1. This Confidentiality Agreement (this “Agreement”) is made and entered into as of the day work commences of any client and Cangaf Limited (the “Receiving Party”) in connection with the discussions between the Disclosing Party and the Receiving Party concerning a possible business transaction (the “Proposed Transaction”).
2. Disclosing Party has agreed to exchange certain financial, operational and other information concerning its business, including, without limitation, discoveries, developments, designs, improvements, inventions, formulas, software programs, processes, techniques, know-how, data, research techniques, scripts, customer and supplier lists, marketing, sales or other financial or business information, and all derivatives, improvements and enhancements to any of the above (the “Evaluation Materials”) and has also agreed that its discussions concerning the Proposed Transaction (the “Discussions”) will proceed in strict confidence. The parties will proceed with the Discussions with the understanding, and subject to the requirement, that each party will abide by the terms of this Agreement and that any Evaluation Materials which Disclosing Party discloses to the Receiving Party will be held in accordance with the provisions hereof.
3. The term Evaluation Materials shall include any notes, analyses, compilations, studies or other documents or records prepared by the Receiving Party which contain or are generated from information supplied by the Disclosing Party in connection with the Discussions. The term Evaluation Materials shall not include, however, any information which is or becomes (a) generally available to the public other than as a result of a disclosure in violation of this Agreement, or (b) available to the Receiving Party on a non-confidential basis from a source other than the Disclosing Party, provided that such source is not known by the Receiving Party to be prohibited from disclosing the information to the Receiving Party by a contractual, legal or fiduciary obligation to the Disclosing Party.
4. Except as otherwise expressly provided in this Agreement, (a) all Evaluation Materials shall be held in strict confidence by the Receiving Party, (b) Receiving Party will not disclose, or permit any Representative (as such term is defined below) to disclose to any person the fact that Evaluation Materials have been exchanged, that discussions or negotiations concerning the Proposed Transaction are being held, or any of the terms, conditions or other facts with respect to the Proposed Transaction, including the status thereof, and (c) all Evaluation Materials shall be used by the Receiving Party solely for the purpose of evaluating and negotiating the Proposed Transaction. The foregoing notwithstanding, the Receiving Party may disclose Evaluation Materials to its directors, officers, employees, attorneys, accountants, consultants, financial advisors and other representatives (collectively referred to as “Representatives”) who, in the Receiving Party’s reasonable judgment, need to know such information for the purpose of evaluating or negotiating the Proposed Transaction.
5. To the extent the Receiving Party or any of its Representatives are requested or required (orally or in writing, by interrogatory, subpoena, civil investigatory demand or any similar process relating to any legal proceeding, investigation, hearing or otherwise) to disclose any Evaluation Materials, the Receiving Party will provide the Disclosing Party with prompt notice in advance of such disclosure so that the Disclosing Party may seek a protective order or other appropriate remedy and/or waive compliance with this Agreement, and the Receiving Party shall cooperate with the Disclosing Party in pursuing any such course of action. In the event that such protective order or other remedy is not obtained, the Receiving Party will furnish only such information as the Receiving Party is legally required to disclose and will exercise its best efforts to obtain assurance that confidential treatment will be accorded to any information which it is required to disclose.
6. At any time upon the request of the Disclosing Party, the Receiving Party shall promptly return to the Disclosing Party and/or destroy all Evaluation Materials provided by the Disclosing Party which are in the Receiving Party’s or its Representatives’ possession or control, without retaining any copy, extract or reproduction thereof and shall, upon request of the Disclosing Party, confirm such return and/or destruction in writing. Notwithstanding the return and/or destruction of the Evaluation Materials, the Receiving Party and its Representatives will continue to be bound by the confidentiality and other obligations created hereby.

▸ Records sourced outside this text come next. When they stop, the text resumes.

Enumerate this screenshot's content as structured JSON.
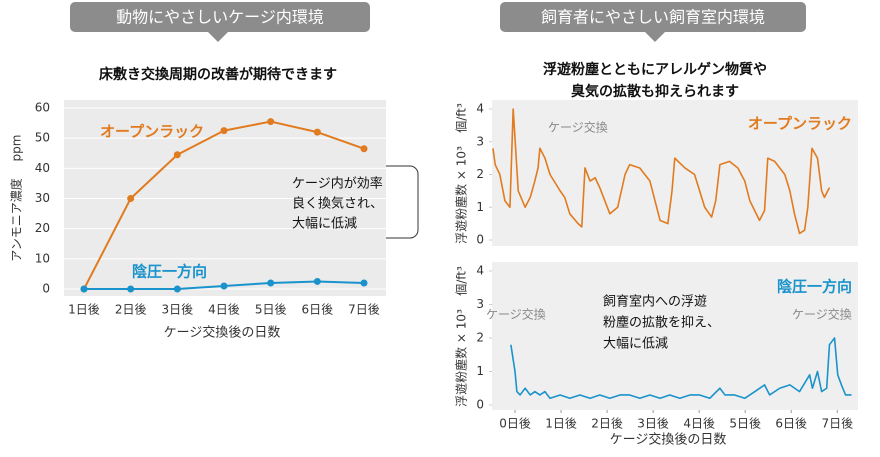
{
  "sections": [
    {
      "header": "動物にやさしいケージ内環境"
    },
    {
      "header": "飼育者にやさしい飼育室内環境",
      "subtitle": [
        "浮遊粉塵とともにアレルゲン物質や",
        "臭気の拡散も抑えられます"
      ]
    }
  ],
  "chart_data": [
    {
      "type": "line",
      "title": "床敷き交換周期の改善が期待できます",
      "y_label": "アンモニア濃度",
      "y_unit": "ppm",
      "x_label": "ケージ交換後の日数",
      "categories": [
        "1日後",
        "2日後",
        "3日後",
        "4日後",
        "5日後",
        "6日後",
        "7日後"
      ],
      "series": [
        {
          "name": "オープンラック",
          "color": "#e07b20",
          "values": [
            0,
            30,
            44.5,
            52.5,
            55.5,
            52,
            46.5
          ]
        },
        {
          "name": "陰圧一方向",
          "color": "#1a93cc",
          "values": [
            0,
            0,
            0,
            1,
            2,
            2.5,
            2
          ]
        }
      ],
      "ylim": [
        0,
        60
      ],
      "yticks": [
        0,
        10,
        20,
        30,
        40,
        50,
        60
      ],
      "grid": true,
      "markers": true,
      "annotations": [
        [
          "ケージ内が効率",
          "良く換気され、",
          "大幅に低減"
        ]
      ]
    },
    {
      "type": "line",
      "y_label": "浮遊粉塵数 × 10³",
      "y_unit": "個/ft³",
      "xlim": [
        -0.5,
        7.45
      ],
      "ylim": [
        0,
        4
      ],
      "yticks": [
        0,
        1,
        2,
        3,
        4
      ],
      "grid": false,
      "markers": false,
      "x": [
        -0.48,
        -0.43,
        -0.33,
        -0.22,
        -0.11,
        -0.04,
        0.07,
        0.22,
        0.33,
        0.43,
        0.5,
        0.54,
        0.65,
        0.76,
        0.98,
        1.08,
        1.19,
        1.37,
        1.45,
        1.52,
        1.63,
        1.74,
        1.84,
        1.95,
        2.06,
        2.23,
        2.39,
        2.49,
        2.71,
        2.93,
        3.04,
        3.15,
        3.32,
        3.41,
        3.47,
        3.69,
        3.9,
        4.01,
        4.12,
        4.27,
        4.36,
        4.45,
        4.66,
        4.84,
        4.99,
        5.1,
        5.31,
        5.42,
        5.49,
        5.64,
        5.86,
        5.97,
        6.07,
        6.18,
        6.29,
        6.36,
        6.45,
        6.57,
        6.66,
        6.72,
        6.83
      ],
      "series": [
        {
          "name": "オープンラック",
          "color": "#e07b20",
          "values": [
            2.8,
            2.3,
            2.0,
            1.2,
            1.0,
            4,
            1.5,
            1.0,
            1.3,
            1.8,
            2.2,
            2.8,
            2.5,
            2.0,
            1.5,
            1.3,
            0.8,
            0.5,
            0.4,
            2.2,
            1.8,
            1.9,
            1.6,
            1.2,
            0.8,
            1.0,
            2.0,
            2.3,
            2.2,
            1.8,
            1.2,
            0.6,
            0.5,
            1.5,
            2.5,
            2.2,
            2.0,
            1.5,
            1.0,
            0.7,
            1.2,
            2.3,
            2.4,
            2.2,
            1.8,
            1.2,
            0.6,
            0.9,
            2.5,
            2.4,
            2.0,
            1.5,
            0.8,
            0.2,
            0.3,
            1.0,
            2.8,
            2.5,
            1.5,
            1.3,
            1.6
          ]
        }
      ],
      "annotations": [
        "ケージ交換"
      ]
    },
    {
      "type": "line",
      "y_label": "浮遊粉塵数 × 10³",
      "y_unit": "個/ft³",
      "x_label": "ケージ交換後の日数",
      "xlim": [
        -0.5,
        7.45
      ],
      "ylim": [
        0,
        4
      ],
      "yticks": [
        0,
        1,
        2,
        3,
        4
      ],
      "grid": false,
      "markers": false,
      "xticks": [
        {
          "value": 0,
          "label": "0日後"
        },
        {
          "value": 1,
          "label": "1日後"
        },
        {
          "value": 2,
          "label": "2日後"
        },
        {
          "value": 3,
          "label": "3日後"
        },
        {
          "value": 4,
          "label": "4日後"
        },
        {
          "value": 5,
          "label": "5日後"
        },
        {
          "value": 6,
          "label": "6日後"
        },
        {
          "value": 7,
          "label": "7日後"
        }
      ],
      "x": [
        -0.09,
        0,
        0.04,
        0.11,
        0.22,
        0.33,
        0.43,
        0.54,
        0.65,
        0.76,
        0.98,
        1.19,
        1.41,
        1.63,
        1.84,
        2.06,
        2.28,
        2.49,
        2.71,
        2.93,
        3.15,
        3.36,
        3.58,
        3.8,
        4.01,
        4.23,
        4.45,
        4.56,
        4.77,
        4.99,
        5.21,
        5.42,
        5.53,
        5.75,
        5.97,
        6.18,
        6.4,
        6.46,
        6.57,
        6.66,
        6.77,
        6.83,
        6.94,
        7.01,
        7.09,
        7.18,
        7.31
      ],
      "series": [
        {
          "name": "陰圧一方向",
          "color": "#1a93cc",
          "values": [
            1.8,
            1.0,
            0.4,
            0.3,
            0.5,
            0.3,
            0.4,
            0.3,
            0.4,
            0.2,
            0.3,
            0.2,
            0.3,
            0.2,
            0.3,
            0.2,
            0.3,
            0.3,
            0.2,
            0.3,
            0.2,
            0.3,
            0.2,
            0.3,
            0.3,
            0.2,
            0.5,
            0.3,
            0.3,
            0.2,
            0.4,
            0.6,
            0.3,
            0.5,
            0.6,
            0.4,
            0.9,
            0.5,
            1.0,
            0.4,
            0.5,
            1.8,
            2.0,
            0.9,
            0.6,
            0.3,
            0.3
          ]
        }
      ],
      "annotations": [
        "ケージ交換",
        "ケージ交換",
        [
          "飼育室内への浮遊",
          "粉塵の拡散を抑え、",
          "大幅に低減"
        ]
      ]
    }
  ]
}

7. Receiving Party acknowledge and agree that there would be no adequate remedy at law for, and that irreparable harm would result from, any material breach of the provisions of this Agreement. Accordingly, in the event of such a breach by Receiving Party, the Disclosing Party shall be entitled to injunctive relief and to specific enforcement of the terms and provisions hereof, in addition to any other remedy to which the Receiving Party may be entitled at law or in equity. If any action is initiated to enforce any of the provisions hereof, the prevailing party shall be entitled to reimbursement of all costs and expenses, including the reasonable fees and expenses of legal counsel, incurred by it in connection therewith.
8. This Agreement shall be governed by and construed in accordance with the laws of the State of California applicable to agreements made and to be performed within such State. This Agreement may be modified, or any provision hereof waived. only by a separate writing signed by both parties that expressly so modifies, or waives any provision of, this Agreement.